Come ultimo, ma decisivo fattore, ci fu la massiccia e non regolamentata promozione dei sostituiti del latte materno (almeno fino al 1981, anno dell’approvazione del Codice Internazionale sulla commercializzazione dei sostituti del latte materno dell’OMS), con tanto di esplosione delle forniture gratuite di latte artificiale ai reparti maternità degli ospedali. Fu decisivo poiché, sull’onda del progresso e della modernità che investiva tutti i settori della vita dell’epoca, indusse i genitori a ritenere questi prodotti più sicuri, moderni e adeguati per sostenere la crescita del proprio figlio.

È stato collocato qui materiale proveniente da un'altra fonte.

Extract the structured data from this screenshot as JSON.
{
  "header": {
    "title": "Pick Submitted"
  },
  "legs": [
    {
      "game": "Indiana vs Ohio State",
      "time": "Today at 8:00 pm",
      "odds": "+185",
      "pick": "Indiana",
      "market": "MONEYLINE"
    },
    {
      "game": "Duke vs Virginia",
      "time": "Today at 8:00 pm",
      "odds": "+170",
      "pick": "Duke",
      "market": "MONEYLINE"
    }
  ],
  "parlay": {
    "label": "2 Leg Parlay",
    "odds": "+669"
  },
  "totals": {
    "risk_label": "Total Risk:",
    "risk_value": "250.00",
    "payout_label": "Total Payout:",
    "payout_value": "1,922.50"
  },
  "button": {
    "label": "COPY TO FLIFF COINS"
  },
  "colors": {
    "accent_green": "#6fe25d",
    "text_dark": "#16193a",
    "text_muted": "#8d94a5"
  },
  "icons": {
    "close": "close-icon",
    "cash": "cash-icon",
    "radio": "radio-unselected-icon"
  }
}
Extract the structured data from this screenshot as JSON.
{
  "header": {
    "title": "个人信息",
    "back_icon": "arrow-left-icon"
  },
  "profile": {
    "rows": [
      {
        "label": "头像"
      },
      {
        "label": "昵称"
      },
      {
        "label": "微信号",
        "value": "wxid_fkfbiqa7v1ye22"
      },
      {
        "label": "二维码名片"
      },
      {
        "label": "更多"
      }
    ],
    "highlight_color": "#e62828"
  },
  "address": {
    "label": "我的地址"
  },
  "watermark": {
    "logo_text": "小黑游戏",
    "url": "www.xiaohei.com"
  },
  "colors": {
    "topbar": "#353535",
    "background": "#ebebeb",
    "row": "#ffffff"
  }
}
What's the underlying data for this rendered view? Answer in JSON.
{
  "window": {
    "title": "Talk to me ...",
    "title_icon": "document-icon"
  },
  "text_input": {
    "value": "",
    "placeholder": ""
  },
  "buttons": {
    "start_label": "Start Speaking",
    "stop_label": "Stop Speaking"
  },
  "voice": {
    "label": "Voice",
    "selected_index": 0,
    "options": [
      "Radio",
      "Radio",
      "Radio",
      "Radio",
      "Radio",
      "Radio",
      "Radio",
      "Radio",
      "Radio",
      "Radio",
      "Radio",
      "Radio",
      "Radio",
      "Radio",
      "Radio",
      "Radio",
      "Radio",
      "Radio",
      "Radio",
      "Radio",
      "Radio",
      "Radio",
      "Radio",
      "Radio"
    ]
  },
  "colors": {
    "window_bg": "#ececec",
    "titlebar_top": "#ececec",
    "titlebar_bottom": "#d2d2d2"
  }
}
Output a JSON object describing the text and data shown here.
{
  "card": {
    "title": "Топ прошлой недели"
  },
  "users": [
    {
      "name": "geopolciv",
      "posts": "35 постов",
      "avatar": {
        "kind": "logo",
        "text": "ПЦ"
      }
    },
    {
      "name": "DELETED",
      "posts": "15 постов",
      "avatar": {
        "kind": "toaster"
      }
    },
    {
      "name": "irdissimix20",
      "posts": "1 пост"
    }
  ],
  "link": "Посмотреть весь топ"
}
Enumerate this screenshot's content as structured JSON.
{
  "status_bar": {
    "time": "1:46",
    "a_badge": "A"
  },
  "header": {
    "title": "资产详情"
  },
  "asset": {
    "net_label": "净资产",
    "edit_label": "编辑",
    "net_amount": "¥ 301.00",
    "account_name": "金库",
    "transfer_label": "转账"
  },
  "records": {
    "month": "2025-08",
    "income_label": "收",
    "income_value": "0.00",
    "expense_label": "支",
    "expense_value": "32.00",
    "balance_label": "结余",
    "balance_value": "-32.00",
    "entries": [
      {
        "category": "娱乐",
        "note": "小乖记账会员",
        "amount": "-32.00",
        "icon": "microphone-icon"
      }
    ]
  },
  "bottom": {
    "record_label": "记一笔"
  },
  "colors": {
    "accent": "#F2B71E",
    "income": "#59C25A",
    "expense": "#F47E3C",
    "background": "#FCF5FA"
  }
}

Il risultato di queste scelte economico-sociali, protratte nel tempo, ha prodotto una società in cui risulta più “normale” e culturalmente accettabile vedere un bambino nutrito col biberon piuttosto che allattato, una società pronta a puntare il dito contro la scelta materna di allattare ogniqualvolta il bambino mostri qualche comportamento etichettabile come “scomodo” (richieste di contatto frequenti, ritmi sono-veglia poco prevedibili, numerosi risvegli notturni, ecc.), una società poco preparata, empatica ed accogliente nei confronti di tutte quelle madri che desiderano allattare (circa il 96,5% delle donne in stato di gravidanza intervistate nell’ambito dell’indagine dell’Istituto Superiore di Sanità nel 2012 – Rapporti ISTISAN 12/39), che necessitano di informazioni scientificamente corrette prima e dopo la nascita del loro bambino, e che risultano maggiormente bisognose di un supporto informato e solidale nei (fisiologici) momenti di stanchezza e difficoltà.

Ogni madre merita di essere ascoltata, accettata e non giudicata nelle scelte che compie per nutrire il proprio bambino. Tuttavia, c’è ancora molta strada da fare affinché questo atteggiamento di accettazione e non giudizio torni ad interessare anche le mamme che allattano. Ecco perché sentiamo sempre di più parlare di iniziative di protezione, promozione e sostegno dell’allattamento, per permettere a quest’ultimo di riconquistare il suo valore di norma biologica e di priorità per la salute pubblica.

Sofia Turra è consulente per l'allattamento, insegnante di massaggio neonatale ed educatrice perinatale in formazione.